Marijuana stocks would be the ultimate growth play if investors weren’t already so fired up.

It just got easier for U.S. investors to bet on pot’s big plans. Toronto-based Cronos Group Inc., which invests in medical marijuana producers, on Tuesday became the first marijuana company listed on a major U.S. exchange. Analysts expect its revenue to reach $34 million this year, up from $400,000 in 2016.

Cronos’s debut follows that of ETFMG Alternative Harvest ETF on Dec. 26, the first U.S.-listed marijuana exchange-traded fund. If ETFMG’s popularity is any indication, Cronos will soon be awash with money. Investors have already poured $386 million into the ETF through Tuesday.

It’s easy to see what all the excitement is about. ETFMG’s largest holding is Cronos, and analysts expect similar growth from its stable of stocks. Consider Vancouver-based Aurora Cannabis Inc. and Ontario-based Canopy Growth Corp., two of the biggest producers of medical marijuana and the fund’s second- and third-largest holdings.

Analysts expect the two firms’ collective revenue to climb to $446 million in the 2019 fiscal year from $44 million in 2017, a 914 percent jump.

The bonus is that, unlike typical growth companies, there are fewer unknowns around marijuana. Growth stocks are often a bet on new and unproven technology. But there’s already widespread agreement that pot has many beneficial medical uses -- and there’s little doubt about its recreational efficacy.
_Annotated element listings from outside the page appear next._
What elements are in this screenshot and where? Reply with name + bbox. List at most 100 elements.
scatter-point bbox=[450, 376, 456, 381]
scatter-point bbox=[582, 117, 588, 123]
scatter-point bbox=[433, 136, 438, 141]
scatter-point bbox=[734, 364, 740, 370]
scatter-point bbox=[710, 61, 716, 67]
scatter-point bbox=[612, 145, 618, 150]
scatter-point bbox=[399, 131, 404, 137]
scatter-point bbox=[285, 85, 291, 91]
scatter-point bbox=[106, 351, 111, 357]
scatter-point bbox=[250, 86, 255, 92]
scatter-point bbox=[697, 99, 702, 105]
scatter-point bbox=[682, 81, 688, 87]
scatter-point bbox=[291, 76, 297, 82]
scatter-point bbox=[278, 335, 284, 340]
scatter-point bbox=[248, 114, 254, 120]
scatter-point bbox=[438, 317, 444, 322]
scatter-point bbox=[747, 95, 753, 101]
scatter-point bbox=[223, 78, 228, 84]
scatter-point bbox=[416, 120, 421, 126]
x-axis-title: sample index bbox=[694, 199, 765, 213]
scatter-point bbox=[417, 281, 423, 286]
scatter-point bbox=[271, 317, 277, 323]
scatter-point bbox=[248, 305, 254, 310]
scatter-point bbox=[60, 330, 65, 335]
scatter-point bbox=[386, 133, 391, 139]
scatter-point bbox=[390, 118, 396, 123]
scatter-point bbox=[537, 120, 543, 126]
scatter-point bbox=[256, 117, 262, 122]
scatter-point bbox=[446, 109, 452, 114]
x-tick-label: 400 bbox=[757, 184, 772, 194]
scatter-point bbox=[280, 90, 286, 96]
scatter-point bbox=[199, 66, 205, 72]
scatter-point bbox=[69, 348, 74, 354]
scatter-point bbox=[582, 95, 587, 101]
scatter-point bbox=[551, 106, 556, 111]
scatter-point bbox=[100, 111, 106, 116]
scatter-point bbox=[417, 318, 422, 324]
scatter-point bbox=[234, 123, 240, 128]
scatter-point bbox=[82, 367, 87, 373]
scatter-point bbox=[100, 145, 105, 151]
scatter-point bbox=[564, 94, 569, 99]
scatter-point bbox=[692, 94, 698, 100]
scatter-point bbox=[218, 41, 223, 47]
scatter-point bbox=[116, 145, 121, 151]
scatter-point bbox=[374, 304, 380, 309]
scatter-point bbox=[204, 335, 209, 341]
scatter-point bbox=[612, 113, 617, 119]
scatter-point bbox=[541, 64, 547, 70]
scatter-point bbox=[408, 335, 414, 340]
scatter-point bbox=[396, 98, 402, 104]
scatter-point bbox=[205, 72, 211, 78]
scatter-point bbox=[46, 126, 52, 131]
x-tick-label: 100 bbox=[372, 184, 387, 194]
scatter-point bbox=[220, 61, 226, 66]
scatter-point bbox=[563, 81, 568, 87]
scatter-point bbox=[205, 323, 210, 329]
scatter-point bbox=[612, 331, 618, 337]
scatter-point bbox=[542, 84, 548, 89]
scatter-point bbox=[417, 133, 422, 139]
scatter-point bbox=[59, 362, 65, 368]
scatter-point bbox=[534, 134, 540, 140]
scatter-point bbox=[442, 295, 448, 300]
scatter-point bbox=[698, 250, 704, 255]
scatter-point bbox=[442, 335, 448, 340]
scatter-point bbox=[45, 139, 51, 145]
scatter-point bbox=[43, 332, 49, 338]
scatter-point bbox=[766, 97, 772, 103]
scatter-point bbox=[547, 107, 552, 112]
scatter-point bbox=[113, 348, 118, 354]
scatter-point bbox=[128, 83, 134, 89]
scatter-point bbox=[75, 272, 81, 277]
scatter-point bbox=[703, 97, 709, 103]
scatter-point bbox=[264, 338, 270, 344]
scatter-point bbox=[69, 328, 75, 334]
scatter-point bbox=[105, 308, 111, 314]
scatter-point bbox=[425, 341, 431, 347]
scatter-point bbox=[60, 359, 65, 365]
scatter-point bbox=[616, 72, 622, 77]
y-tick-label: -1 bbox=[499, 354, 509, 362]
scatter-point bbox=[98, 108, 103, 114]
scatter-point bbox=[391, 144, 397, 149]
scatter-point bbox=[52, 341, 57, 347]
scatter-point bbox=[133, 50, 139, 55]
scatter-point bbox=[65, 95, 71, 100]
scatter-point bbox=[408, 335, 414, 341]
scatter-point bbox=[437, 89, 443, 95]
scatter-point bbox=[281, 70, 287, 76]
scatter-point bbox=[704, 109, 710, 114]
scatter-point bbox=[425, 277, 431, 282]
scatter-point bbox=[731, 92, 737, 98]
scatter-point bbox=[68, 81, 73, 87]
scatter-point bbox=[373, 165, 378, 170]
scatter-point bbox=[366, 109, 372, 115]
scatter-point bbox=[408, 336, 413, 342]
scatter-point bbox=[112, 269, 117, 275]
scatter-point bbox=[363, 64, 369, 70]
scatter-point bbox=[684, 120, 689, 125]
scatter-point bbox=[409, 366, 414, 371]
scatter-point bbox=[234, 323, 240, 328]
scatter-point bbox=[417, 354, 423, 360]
Even when new technology works, there’s no guarantee it will be adopted. Pot, on the other hand, is already widely used in the U.S. One in eight Americans polled by Gallup in July said they smoke marijuana, and 45 percent said they’ve tried it, the highest percentage since Gallup first asked the question in 1969. 

And when new technology becomes widely adopted, the threat of regulation -- and its chilling effect on profits -- hangs over firms. Just look at Google or Facebook. Or Apple, which is confronting concerns that phone addiction is a looming public health problem.

By contrast, a growing number of states are relaxing their marijuana laws. Nine states and Washington, D.C., allow recreational use of the drug, and 29 states allow medical use. And unlike new technology, investors can look to existing drug regulations for a preview of how rules around marijuana are likely to work.     

The problem, however, is that U.S. investors are late to the pot party. The average price-to-book ratio of Cronos, Aurora and Canopy is 11.6, or six times the S&P/Toronto Stock Exchange Composite Index’s P/B ratio of 1.8. Their average price-to-sales ratio is 209, a shocking 123 times  the index’s P/S ratio of 1.7. And don’t ask about their price-to-earnings ratios because none of them are profitable.